As well as increasing efficiency and shifting to carbon-free power, data centers will have to look at other aspects of their impact, including their impact through the business ecosystem.

So water conservation is in the mix - though it is to the data center industry's shame that there are still no really good usable metrics for this. It is, after all, fully ten years since the Green Grid launched Water Usage Effectiveness (WUE). That metric is pretty much unused, and the Pact tacitly admits it may turn out to be unusable, with its promise to use WUE "or another water conservation metric," which won't be decided till 2022.

Reuse and repair of servers is likewise a big nettle to grasp. It's obviously needed, but also runs counter to the business model of IT vendors who want you to rip and replace regularly. And it's clear that circular-economy pioneers like ITRenew are still at an early stage, with only a tiny penetration for the second-hand servers they repurpose from hyperscalers like Facebook.
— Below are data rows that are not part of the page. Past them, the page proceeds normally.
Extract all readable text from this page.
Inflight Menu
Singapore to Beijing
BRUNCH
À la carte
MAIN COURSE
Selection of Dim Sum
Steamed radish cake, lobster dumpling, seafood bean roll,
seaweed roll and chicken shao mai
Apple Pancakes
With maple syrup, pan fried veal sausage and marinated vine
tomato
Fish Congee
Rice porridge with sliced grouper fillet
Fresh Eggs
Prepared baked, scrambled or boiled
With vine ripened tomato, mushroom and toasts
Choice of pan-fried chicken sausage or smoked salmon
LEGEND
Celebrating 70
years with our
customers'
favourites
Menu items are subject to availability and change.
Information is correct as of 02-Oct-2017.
Reusing waste heat is likely to remain an aspiration for most. Even if you're in the appropriate climate, warm air can't be transported, and data centers don't produce it at a high enough temperature to make it really appealing unless you have a district heating system on your doorstep.

PUE, the cornerstone of all data center efficiency work so far, is good enough to support fair and concrete targets. But even PUE looks a tad tired, and complex to administrate in the fierce light of government scrutiny. The pact says: "In recognition of the European Commission’s interest in creating a new efficiency metric, trade associations will work with the appropriate agencies or organizations toward the creation of a new data center efficiency metric."
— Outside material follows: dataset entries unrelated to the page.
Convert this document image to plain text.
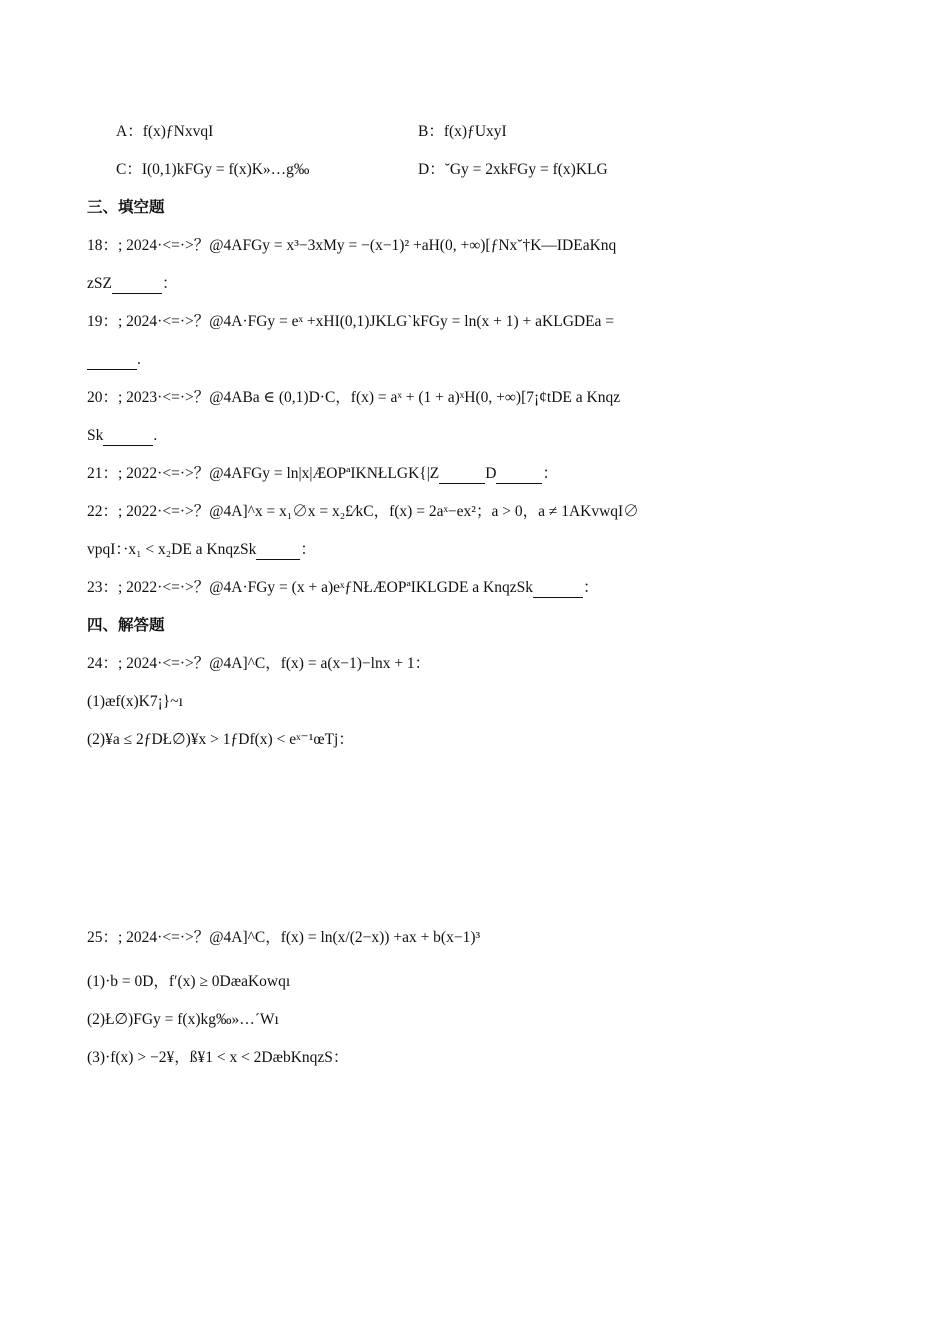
A：f(x)ƒNxvqI	B：f(x)ƒUxyI
C：I(0,1)kFGy = f(x)K»…g‰	D：˘Gy = 2xkFGy = f(x)KLG
三、填空题
18：; 2024·<=·>？@4AFGy = x³−3xMy = −(x−1)² +aH(0, +∞)[ƒNx˘†K—IDEaKnq
zSZ	：
19：; 2024·<=·>？@4A·FGy = eˣ +xHI(0,1)JKLG`kFGy = ln(x + 1) + aKLGDEa =
.
20：; 2023·<=·>？@4ABa ∈ (0,1)D·C，f(x) = aˣ + (1 + a)ˣH(0, +∞)[7¡¢tDE a Knqz
Sk	.
21：; 2022·<=·>？@4AFGy = ln|x|ÆOPªIKNŁLGK{|Z	D	：
22：; 2022·<=·>？@4A]^x = x₁∅x = x₂£⁄kC，f(x) = 2aˣ−ex²；a > 0，a ≠ 1AKvwqI∅
vpqI：·x₁ < x₂DE a KnqzSk	：
23：; 2022·<=·>？@4A·FGy = (x + a)eˣƒNŁÆOPªIKLGDE a KnqzSk	：
四、解答题
24：; 2024·<=·>？@4A]^C，f(x) = a(x−1)−lnx + 1：
(1)æf(x)K7¡}~ı
(2)¥a ≤ 2ƒDŁ∅)¥x > 1ƒDf(x) < eˣ⁻¹œTj：
25：; 2024·<=·>？@4A]^C，f(x) = ln(x/(2−x)) +ax + b(x−1)³
(1)·b = 0D，f′(x) ≥ 0DæaKowqı
(2)Ł∅)FGy = f(x)kg‰»…´Wı
(3)·f(x) > −2¥，ß¥1 < x < 2DæbKnqzS：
Facebook and Microsoft are ignoring all this - perhaps feeling that signing up to other people's targets will never look as good as creating their own. But, as we said before, no-one can fix this problem alone.

Data centers need to clean up their act, and act smart, if only because the whole economy needs their intelligence to make the rest of society climate neutral. And within the data center industry, the move to become climate neutral needs everyone on-side.

The whole idea of a climate-neutral continent could be a game-changer because it's much easier to be climate neutral when the whole of your supply chain is working with you. Right now, to be properly climate neutral, you have to account for "Scope 3" emissions from your suppliers. But, as Equinix's Michael Winterson told me, if everyone is moving to climate neutrality, that issue could eventually go away: "Philosophically, Scope 3 shouldn’t matter if you have an entirely climate-neutral continent. If I buy concrete it should already be climate neutral. Scope 3 should disappear."

No one can fix climate change on their own. That goes for countries, companies, and consumers - much as I'd like to believe that we can save the world by refusing a plastic bag at the shops. I for one will pay a lot more attention to a provider that signs up to a multi-national scheme with proper scrutiny, than one that claims to be a standalone hero.